Na frase que nos apresenta — «As pernas parecia que tinham desaprendido de andar» — verifica-se que há uma «interrupção violenta ou progressão inconsistente da sequência lógica de uma frase, que continua ou finaliza em termos substancialmente diferentes do seu início», (E-Dicionário de Termos Literários) porque «parecia» interrompe a sequência lógica iniciada pela expressão «as pernas». Trata-se, portanto, de um caso de anacoluto.
Repare-se que a sequência lógica da frase implicaria a relação coerente entre sujeito e predicado, e, aqui, «parecia» não é o predicado de «as pernas». Se colocarmos correctamente a frase iniciada por «as pernas», ficaria «As pernas tinham desaprendido a andar». Mas o sentido da frase não é esse.

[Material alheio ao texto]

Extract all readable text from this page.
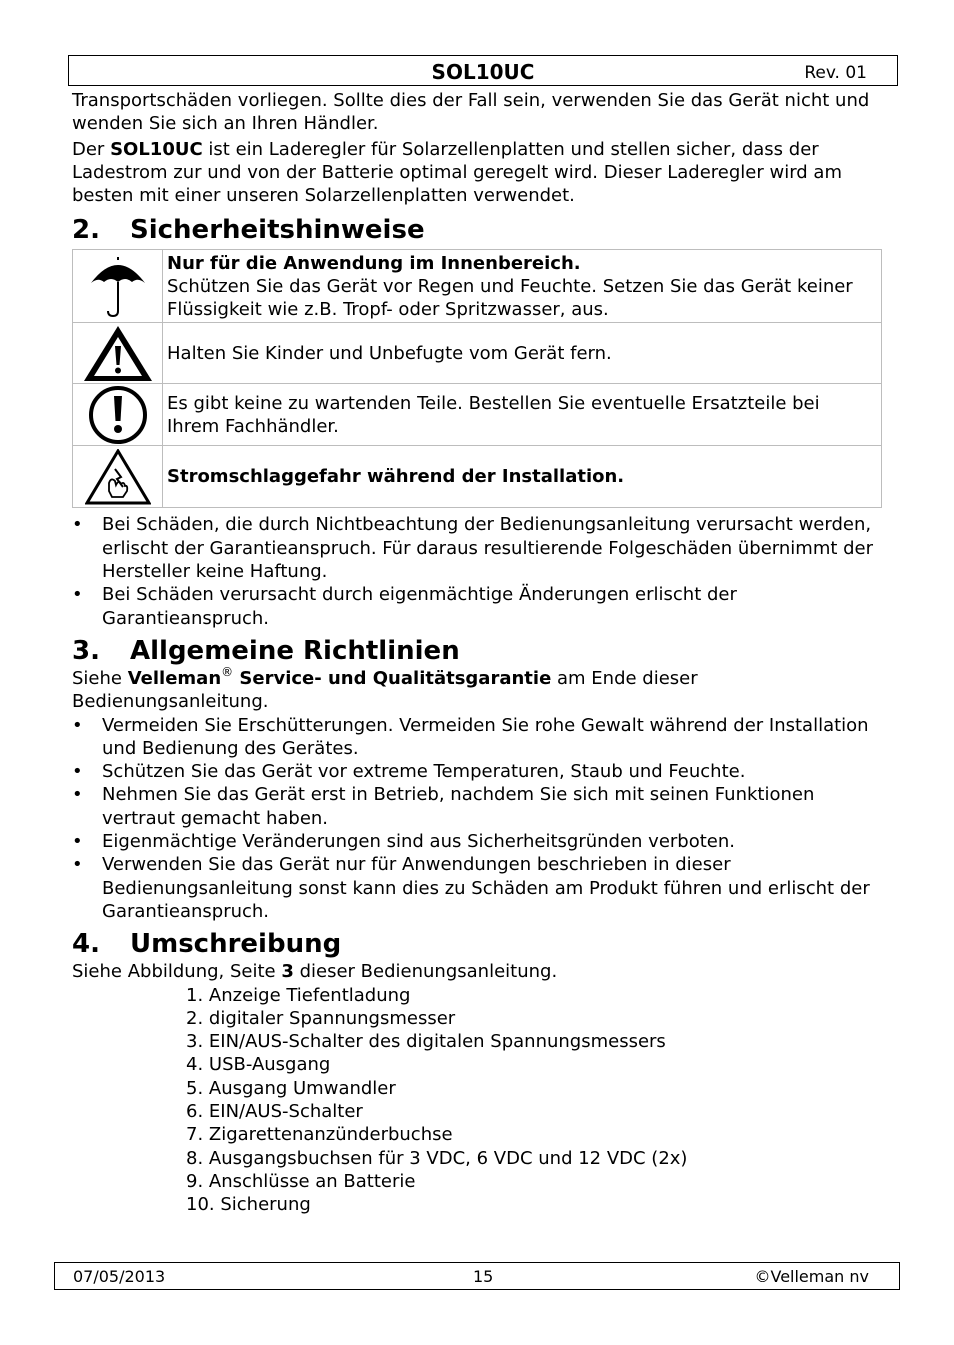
SOL10UC	Rev. 01

Transportschäden vorliegen. Sollte dies der Fall sein, verwenden Sie das Gerät nicht und wenden Sie sich an Ihren Händler.

Der SOL10UC ist ein Laderegler für Solarzellenplatten und stellen sicher, dass der Ladestrom zur und von der Batterie optimal geregelt wird. Dieser Laderegler wird am besten mit einer unseren Solarzellenplatten verwendet.

2.	Sicherheitshinweise
	Nur für die Anwendung im Innenbereich.
Schützen Sie das Gerät vor Regen und Feuchte. Setzen Sie das Gerät keiner Flüssigkeit wie z.B. Tropf- oder Spritzwasser, aus.

	Halten Sie Kinder und Unbefugte vom Gerät fern.

	Es gibt keine zu wartenden Teile. Bestellen Sie eventuelle Ersatzteile bei Ihrem Fachhändler.

	Stromschlaggefahr während der Installation.
• Bei Schäden, die durch Nichtbeachtung der Bedienungsanleitung verursacht werden, erlischt der Garantieanspruch. Für daraus resultierende Folgeschäden übernimmt der Hersteller keine Haftung.
• Bei Schäden verursacht durch eigenmächtige Änderungen erlischt der Garantieanspruch.
3.	Allgemeine Richtlinien

Siehe Velleman® Service- und Qualitätsgarantie am Ende dieser Bedienungsanleitung.

• Vermeiden Sie Erschütterungen. Vermeiden Sie rohe Gewalt während der Installation und Bedienung des Gerätes.
• Schützen Sie das Gerät vor extreme Temperaturen, Staub und Feuchte.
• Nehmen Sie das Gerät erst in Betrieb, nachdem Sie sich mit seinen Funktionen vertraut gemacht haben.
• Eigenmächtige Veränderungen sind aus Sicherheitsgründen verboten.
• Verwenden Sie das Gerät nur für Anwendungen beschrieben in dieser Bedienungsanleitung sonst kann dies zu Schäden am Produkt führen und erlischt der Garantieanspruch.
4.	Umschreibung

Siehe Abbildung, Seite 3 dieser Bedienungsanleitung.

1. Anzeige Tiefentladung
2. digitaler Spannungsmesser
3. EIN/AUS-Schalter des digitalen Spannungsmessers
4. USB-Ausgang
5. Ausgang Umwandler
6. EIN/AUS-Schalter
7. Zigarettenanzünderbuchse
8. Ausgangsbuchsen für 3 VDC, 6 VDC und 12 VDC (2x)
9. Anschlüsse an Batterie
10. Sicherung
07/05/2013	15	©Velleman nv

Será «Parecia que as pernas tinham desaprendido a andar». Encontramo-nos, assim, perante uma frase que foi quebrada, razão pela qual também se chama ao anacoluto, também, frase quebrada.

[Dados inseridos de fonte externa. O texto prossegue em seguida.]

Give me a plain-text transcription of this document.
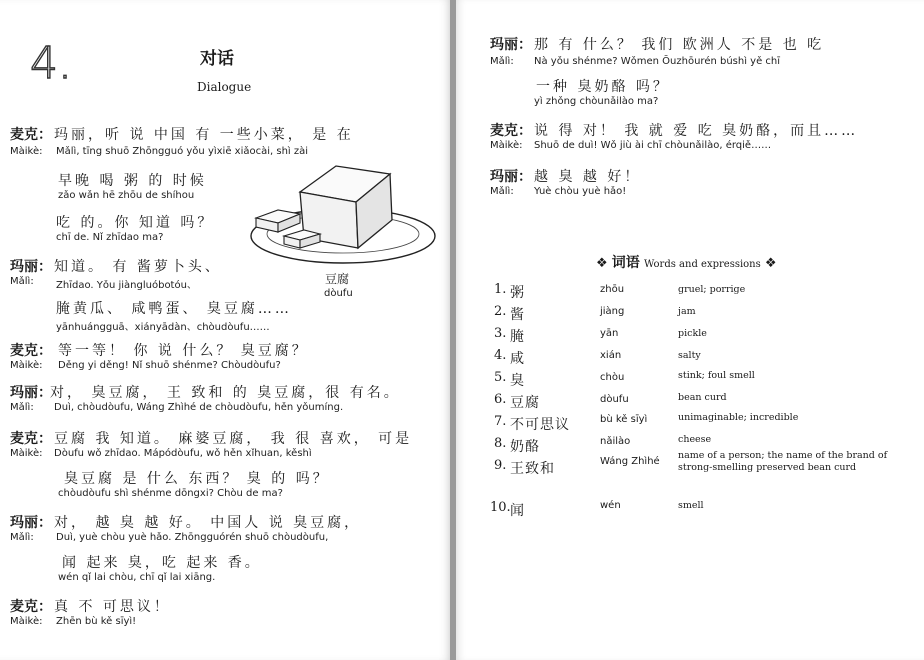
4.	对话
Dialogue
麦克：
Màikè:
玛丽，听 说 中国 有 一些小菜， 是 在
Mǎlì, tīng shuō Zhōngguó yǒu yìxiē xiǎocài, shì zài
早晚 喝 粥 的 时候
zǎo wǎn hē zhōu de shíhou
吃 的。你 知道 吗？
chī de. Nǐ zhīdao ma?
玛丽：
Mǎlì:
知道。 有 酱萝卜头、
Zhīdao. Yǒu jiàngluóbotóu、
腌黄瓜、 咸鸭蛋、 臭豆腐……
yānhuángguā、xiányādàn、chòudòufu……
麦克：
Màikè:
等一等！ 你 说 什么？ 臭豆腐？
Děng yi děng! Nǐ shuō shénme? Chòudòufu?
玛丽：
Mǎlì:
对， 臭豆腐， 王 致和 的 臭豆腐，很 有名。
Duì, chòudòufu, Wáng Zhìhé de chòudòufu, hěn yǒumíng.
麦克：
Màikè:
豆腐 我 知道。 麻婆豆腐， 我 很 喜欢， 可是
Dòufu wǒ zhīdao. Mápódòufu, wǒ hěn xǐhuan, kěshì
臭豆腐 是 什么 东西？ 臭 的 吗？
chòudòufu shì shénme dōngxi? Chòu de ma?
玛丽：
Mǎlì:
对， 越 臭 越 好。 中国人 说 臭豆腐，
Duì, yuè chòu yuè hǎo. Zhōngguórén shuō chòudòufu,
闻 起来 臭，吃 起来 香。
wén qǐ lai chòu, chī qǐ lai xiāng.
麦克：
Màikè:
真 不 可思议！
Zhēn bù kě sīyì!
豆腐
dòufu
玛丽：
Mǎlì:
那 有 什么？ 我们 欧洲人 不是 也 吃
Nà yǒu shénme? Wǒmen Ōuzhōurén búshì yě chī
一种 臭奶酪 吗？
yì zhǒng chòunǎilào ma?
麦克：
Màikè:
说 得 对！ 我 就 爱 吃 臭奶酪，而且……
Shuō de duì! Wǒ jiù ài chī chòunǎilào, érqiě……
玛丽：
Mǎlì:
越 臭 越 好！
Yuè chòu yuè hǎo!
❖ 词语 Words and expressions ❖
1. 粥	zhōu	gruel; porrige
2. 酱	jiàng	jam
3. 腌	yān	pickle
4. 咸	xián	salty
5. 臭	chòu	stink; foul smell
6. 豆腐	dòufu	bean curd
7. 不可思议	bù kě sīyì	unimaginable; incredible
8. 奶酪	nǎilào	cheese
9. 王致和	Wáng Zhìhé
name of a person; the name of the brand of strong-smelling preserved bean curd
10. 闻	wén	smell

Relativamente à hipótese da presença de hipérbato, é de referir que, segundo João David Pinto Correia, em «A expressividade na fala e na escrita» (in Falar melhor, Escrever melhor, 1.ª ed., Lisboa, Selecções do Reader’s Digest, 1991, pp. 497-497), tanto o anacoluto como o hipérbato são figuras de expressividade (de retórica ou de estilo), incluídas nas «figuras de construção por mudança (ou deslocação). Mas enquanto no anacoluto se trata «de um processo no qual a frase se nos apresenta desprovida de coerência sintáctica, por o falante adoptar, no desenvolvimento do discurso, uma construção concordante com a sua mudança de pensamento mais do que os usos gramaticais» (idem), em que se verifica uma «frase quebrada, mudada a concordância inicial em outra diversa» (idem) — por exemplo, «Este povo, que é meu, por quem derramo / […] / Por ele a ti rogando, choro e bramo» (Os Lusíadas, II, 40) —, já o hipérbato se caracteriza por uma «mudança violenta na ordem directa da palavras numa frase»: «Contra o tão raro em gente Lusitano» (Os Lusíadas, III, 34).